Praluent (alirocumab) is a fully human monoclonal antibody that blocks PCSK9, a protein that degrades LDL receptors on liver cells. Blocking PCSK9 keeps more LDL receptors active, which pulls more LDL-C out of circulation. The FDA approved alirocumab in July 2015 for adults with HeFH or clinical ASCVD who need additional lowering of LDL cholesterol on top of diet and maximally tolerated statin therapy [1].
The clinical case for prescribing alirocumab in California is identical to the national standard because FDA labeling applies uniformly.

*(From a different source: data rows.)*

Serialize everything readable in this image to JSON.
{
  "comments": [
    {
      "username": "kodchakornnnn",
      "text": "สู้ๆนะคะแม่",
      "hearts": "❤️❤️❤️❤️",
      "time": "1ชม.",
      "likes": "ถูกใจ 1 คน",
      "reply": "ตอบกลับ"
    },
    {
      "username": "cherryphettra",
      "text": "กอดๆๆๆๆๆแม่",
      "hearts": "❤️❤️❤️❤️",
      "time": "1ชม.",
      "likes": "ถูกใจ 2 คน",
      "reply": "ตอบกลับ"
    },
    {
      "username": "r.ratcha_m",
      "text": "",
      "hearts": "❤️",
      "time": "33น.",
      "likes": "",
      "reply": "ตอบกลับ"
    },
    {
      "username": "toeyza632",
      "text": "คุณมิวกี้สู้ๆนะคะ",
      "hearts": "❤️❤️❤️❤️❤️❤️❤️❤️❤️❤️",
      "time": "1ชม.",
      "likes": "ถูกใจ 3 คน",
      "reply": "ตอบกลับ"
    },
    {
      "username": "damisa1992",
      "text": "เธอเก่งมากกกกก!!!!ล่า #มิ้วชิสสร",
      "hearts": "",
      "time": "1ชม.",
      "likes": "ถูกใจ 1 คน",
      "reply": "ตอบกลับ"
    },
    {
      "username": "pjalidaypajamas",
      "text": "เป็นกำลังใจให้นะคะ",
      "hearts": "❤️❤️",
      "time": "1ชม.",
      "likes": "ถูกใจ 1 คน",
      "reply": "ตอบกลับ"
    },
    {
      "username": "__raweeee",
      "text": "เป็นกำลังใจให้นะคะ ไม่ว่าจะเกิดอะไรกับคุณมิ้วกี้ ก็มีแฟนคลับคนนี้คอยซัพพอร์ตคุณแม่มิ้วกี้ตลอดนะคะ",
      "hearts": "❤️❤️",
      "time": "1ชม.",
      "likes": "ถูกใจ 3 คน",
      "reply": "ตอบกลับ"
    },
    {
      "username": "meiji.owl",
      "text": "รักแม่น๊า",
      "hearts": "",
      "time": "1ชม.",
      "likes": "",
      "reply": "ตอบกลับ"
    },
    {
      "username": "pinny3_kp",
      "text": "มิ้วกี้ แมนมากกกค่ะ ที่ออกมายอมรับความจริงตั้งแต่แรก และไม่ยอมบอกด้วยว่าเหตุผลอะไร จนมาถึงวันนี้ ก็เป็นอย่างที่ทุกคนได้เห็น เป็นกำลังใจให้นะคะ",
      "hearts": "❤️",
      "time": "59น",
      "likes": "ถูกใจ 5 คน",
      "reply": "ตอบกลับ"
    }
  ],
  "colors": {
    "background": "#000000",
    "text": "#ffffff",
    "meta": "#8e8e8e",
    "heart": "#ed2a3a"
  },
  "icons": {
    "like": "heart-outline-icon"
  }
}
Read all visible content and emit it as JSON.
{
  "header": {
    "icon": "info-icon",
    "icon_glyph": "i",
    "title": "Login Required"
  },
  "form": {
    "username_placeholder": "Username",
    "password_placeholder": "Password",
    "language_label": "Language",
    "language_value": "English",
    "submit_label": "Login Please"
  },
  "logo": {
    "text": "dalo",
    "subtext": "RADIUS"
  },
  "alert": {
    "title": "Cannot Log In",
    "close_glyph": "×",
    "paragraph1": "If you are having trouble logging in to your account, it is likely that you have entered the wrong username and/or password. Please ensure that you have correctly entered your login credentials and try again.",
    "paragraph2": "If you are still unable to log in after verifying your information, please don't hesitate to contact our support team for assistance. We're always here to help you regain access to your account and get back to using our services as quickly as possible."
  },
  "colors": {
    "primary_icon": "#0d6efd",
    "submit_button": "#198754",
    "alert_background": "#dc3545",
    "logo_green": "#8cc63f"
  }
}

In ODYSSEY OUTCOMES (N=18,924), patients with recent acute coronary syndrome who received alirocumab 75 to 150 mg every 2 weeks achieved a 15% relative reduction in the primary composite endpoint of coronary heart disease death, nonfatal MI, fatal or nonfatal ischemic stroke, and unstable angina requiring hospitalization, compared with placebo, over a median follow-up of 2.8 years (HR 0.85 to 95% CI 0.78 to 0.93, P<0.001) [2]. That is the landmark evidence California prescribers cite when justifying a Praluent prescription.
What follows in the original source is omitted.